To better understand these foundations, we'll spend most or all of the remainder of the semester investigating what can be built on other foundations. By the final exam you should be able to answer an essay question along the lines of "Describe one way in which the theorems we studied would change if Euclid's first axiom stated that you could construct exactly two segments joining any pair of points?"

In today's class we discuss what Euclid's axioms would look like if we wished to describe figures on a spherical, rather than planar, surface.

Is there just one way to do this, or can you join the points with more than one segment? If there's only one way, what is it? Can you describe what makes that segment "right" and the others "wrong"?

The lesson plan buried under the adds at http://www.docstoc.com/docs/22102188/Spherical-Geometry/ suggests that your students use balls and rubber bands to describe lines or segments on the surface of a sphere. Some teachers use balls purchased from a crafts supply store.

Using rubber bands to define the lines implicitly assumes the
following definition: A *line* is the shortest distance between
two points. In general, the shortest curve connecting two points is
called a *geodesic*.

The second axiom says you can extend a segment indefinitely into a
line. **Given two points on a sphere, draw a line containing both
points.**

Is there more than one way to draw this line?

Can this line be extended indefinitely? Each line has finite length, which means that if you have two points on the line you can get from one to the other going in either direction along the line. Does this mean that each pair of points determines two different segments? Or should we only "count" the shorter one? What if the two points are at the north and south poles? Then both segments have equal length!

Wait a second. **What if the two points are the north and south
poles, or any pair of antipodal (opposite) points?** Then there are
infinitely many segments joining them and so those two points
deterimine infinitely many lines.

Axiom one in the text says that any two points determine a
*unique* line. This isn't true when the points are antipodal
points on a sphere. In Theorem 1.7.1, if there are two different
lines B'C' must they both be parallel to line BC? Is Theorem 1.7.1
not true on the surface of the sphere, or is it true except when B'C'
are antipodal points, or does everything magically work out so that B'
and C' are never antipodal points?

Changing our axioms slightly (removing the word "unique" from axiom one) forces us to doubt and recheck every theorem which used this axiom, or which used a theorem, lemma or definition which used this axiom. In other words, all but the most simple theorems may not be true on the sphere.

How will we define circles in spherical geometry? Axiom three says "any radius", but distances on the sphere only make sense up to a given distance (half way around). Is this a problem? Is it possible to have a radius longer than the longest segment in our space?
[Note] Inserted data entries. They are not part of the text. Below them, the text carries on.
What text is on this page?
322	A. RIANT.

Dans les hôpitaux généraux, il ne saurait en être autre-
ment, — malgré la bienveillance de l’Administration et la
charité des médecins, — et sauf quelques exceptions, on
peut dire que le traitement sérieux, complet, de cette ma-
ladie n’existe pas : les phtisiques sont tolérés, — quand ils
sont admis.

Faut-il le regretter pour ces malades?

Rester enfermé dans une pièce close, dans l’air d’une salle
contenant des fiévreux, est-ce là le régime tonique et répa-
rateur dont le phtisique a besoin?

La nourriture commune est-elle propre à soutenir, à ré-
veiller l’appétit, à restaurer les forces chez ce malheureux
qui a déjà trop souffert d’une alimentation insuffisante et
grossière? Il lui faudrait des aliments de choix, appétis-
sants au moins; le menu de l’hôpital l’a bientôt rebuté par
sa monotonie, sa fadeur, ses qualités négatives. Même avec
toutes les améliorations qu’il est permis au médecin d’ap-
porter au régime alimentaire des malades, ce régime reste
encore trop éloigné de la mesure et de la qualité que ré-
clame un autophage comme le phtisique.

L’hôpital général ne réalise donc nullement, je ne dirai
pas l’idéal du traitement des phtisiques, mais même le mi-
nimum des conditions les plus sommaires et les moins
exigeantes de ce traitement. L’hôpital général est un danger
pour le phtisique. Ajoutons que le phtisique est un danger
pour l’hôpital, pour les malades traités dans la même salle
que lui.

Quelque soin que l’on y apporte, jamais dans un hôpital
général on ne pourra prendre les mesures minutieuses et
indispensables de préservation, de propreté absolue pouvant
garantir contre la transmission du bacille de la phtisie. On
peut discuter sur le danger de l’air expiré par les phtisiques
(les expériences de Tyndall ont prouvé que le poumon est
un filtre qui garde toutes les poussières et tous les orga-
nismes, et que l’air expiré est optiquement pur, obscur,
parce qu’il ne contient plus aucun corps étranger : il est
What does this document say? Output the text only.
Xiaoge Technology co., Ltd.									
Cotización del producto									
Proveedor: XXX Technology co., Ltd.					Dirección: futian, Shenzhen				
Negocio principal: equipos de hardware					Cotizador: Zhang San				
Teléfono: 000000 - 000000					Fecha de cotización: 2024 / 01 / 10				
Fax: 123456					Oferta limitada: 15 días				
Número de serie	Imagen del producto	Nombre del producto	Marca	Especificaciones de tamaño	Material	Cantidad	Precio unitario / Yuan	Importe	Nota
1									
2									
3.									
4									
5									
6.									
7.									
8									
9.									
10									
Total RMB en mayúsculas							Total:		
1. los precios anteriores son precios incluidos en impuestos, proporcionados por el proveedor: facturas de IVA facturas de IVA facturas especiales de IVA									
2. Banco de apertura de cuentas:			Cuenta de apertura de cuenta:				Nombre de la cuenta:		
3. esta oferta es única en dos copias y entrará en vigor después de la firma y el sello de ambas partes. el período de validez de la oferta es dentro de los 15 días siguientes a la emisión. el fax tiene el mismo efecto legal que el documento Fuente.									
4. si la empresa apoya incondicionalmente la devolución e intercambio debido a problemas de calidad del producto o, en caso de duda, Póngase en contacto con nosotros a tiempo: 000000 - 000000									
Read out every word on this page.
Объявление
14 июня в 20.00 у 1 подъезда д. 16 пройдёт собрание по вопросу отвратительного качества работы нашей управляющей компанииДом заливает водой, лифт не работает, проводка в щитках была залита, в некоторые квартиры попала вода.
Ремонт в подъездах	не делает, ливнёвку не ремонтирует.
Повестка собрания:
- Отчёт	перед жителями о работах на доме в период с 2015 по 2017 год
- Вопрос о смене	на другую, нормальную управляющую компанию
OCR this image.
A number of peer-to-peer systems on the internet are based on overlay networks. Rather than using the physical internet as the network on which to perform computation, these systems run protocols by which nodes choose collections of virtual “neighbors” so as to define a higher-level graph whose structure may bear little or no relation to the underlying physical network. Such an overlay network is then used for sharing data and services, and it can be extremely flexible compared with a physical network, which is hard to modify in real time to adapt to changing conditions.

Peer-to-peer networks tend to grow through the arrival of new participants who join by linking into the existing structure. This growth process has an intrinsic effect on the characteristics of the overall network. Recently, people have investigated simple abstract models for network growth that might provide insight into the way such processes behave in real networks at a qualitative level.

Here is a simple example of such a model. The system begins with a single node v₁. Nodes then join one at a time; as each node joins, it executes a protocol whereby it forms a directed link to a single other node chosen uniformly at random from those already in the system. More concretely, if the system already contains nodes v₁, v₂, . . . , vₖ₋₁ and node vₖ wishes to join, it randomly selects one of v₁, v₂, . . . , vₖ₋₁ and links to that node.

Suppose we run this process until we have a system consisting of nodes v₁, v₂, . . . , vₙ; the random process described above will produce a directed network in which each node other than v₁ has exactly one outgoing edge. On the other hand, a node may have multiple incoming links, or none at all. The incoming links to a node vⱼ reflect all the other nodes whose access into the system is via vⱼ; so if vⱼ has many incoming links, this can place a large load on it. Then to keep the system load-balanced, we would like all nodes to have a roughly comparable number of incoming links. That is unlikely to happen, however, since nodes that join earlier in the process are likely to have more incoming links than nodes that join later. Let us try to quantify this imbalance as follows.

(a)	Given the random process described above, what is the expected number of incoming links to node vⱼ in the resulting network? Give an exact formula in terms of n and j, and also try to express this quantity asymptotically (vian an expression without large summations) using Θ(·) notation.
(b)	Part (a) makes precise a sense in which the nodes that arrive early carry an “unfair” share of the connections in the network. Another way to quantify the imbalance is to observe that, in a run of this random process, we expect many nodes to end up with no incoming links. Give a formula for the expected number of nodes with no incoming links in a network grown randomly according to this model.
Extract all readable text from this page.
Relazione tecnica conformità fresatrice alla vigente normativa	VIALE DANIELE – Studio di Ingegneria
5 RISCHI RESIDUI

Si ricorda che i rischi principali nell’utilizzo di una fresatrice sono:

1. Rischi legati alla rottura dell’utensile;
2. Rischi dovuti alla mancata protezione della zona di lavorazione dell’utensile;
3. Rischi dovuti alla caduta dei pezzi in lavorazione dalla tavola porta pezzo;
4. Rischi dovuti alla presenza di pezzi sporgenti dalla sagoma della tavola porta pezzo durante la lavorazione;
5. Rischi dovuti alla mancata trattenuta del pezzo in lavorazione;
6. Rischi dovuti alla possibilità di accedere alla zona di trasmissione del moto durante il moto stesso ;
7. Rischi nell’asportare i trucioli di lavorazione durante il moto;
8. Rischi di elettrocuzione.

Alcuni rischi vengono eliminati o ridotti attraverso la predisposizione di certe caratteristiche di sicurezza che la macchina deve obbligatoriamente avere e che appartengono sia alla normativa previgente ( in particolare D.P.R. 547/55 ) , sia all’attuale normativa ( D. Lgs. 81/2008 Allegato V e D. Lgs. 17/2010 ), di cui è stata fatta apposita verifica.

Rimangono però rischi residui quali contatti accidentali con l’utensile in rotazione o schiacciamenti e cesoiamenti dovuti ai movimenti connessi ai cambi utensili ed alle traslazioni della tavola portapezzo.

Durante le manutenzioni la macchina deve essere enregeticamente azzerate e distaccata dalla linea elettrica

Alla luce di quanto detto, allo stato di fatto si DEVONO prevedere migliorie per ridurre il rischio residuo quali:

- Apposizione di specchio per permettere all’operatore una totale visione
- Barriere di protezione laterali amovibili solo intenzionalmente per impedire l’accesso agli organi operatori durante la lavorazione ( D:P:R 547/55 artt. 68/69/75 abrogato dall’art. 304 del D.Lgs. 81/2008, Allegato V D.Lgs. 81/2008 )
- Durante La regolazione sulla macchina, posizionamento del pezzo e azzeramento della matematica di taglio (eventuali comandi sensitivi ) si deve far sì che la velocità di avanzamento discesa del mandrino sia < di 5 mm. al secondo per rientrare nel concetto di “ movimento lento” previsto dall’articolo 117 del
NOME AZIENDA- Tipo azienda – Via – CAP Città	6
If you define lines on the sphere to be geodesics -- shortest paths -- then any pair of distinct lines intersects at two antipodal points. If we define two lines to be parallel only if they never meet, there is no such thing as a pair of parallel lines on the sphere.

**Try to draw three lines L1, L2 and L on the sphere so that L1 and
L2 are both perpendicular to L.**

Euclid's
fifth postulate talks about two lines meeting if the sum of two
angles is less than ninety degrees. The postulate is still true on
the sphere, but the implication that the two lines do *not*
meet on the other "side" of L becomes false. Any pair of lines will
meet no matter what angles they form with line L.

(Since Euclid's fifth postulate seems to be true for lines on the sphere as well as in the plane, we might hope that almost everything proven based on Euclid's postulates is true on the sphere as well as in the plane. In practice this isn't true -- the sum of the angles of a spherical triangle is never 180°. Euclid must have made some assumptions about geometry that didn't appear in his axioms. This may be why the author chose to use a simplified version of the fifth postulate for axiom five.)

**Homework, due 4/12:** In the plane, the perpendicular bisector of
segment AB is the set of points P for which |AP| = |BP|. (Lecture 14 includes a brief proof of this.)
Try to prove something similar for points on the surface of a sphere.
If you get stuck, explain what difference between the plane and the
sphere caused the problem and why you can't surmount the problem.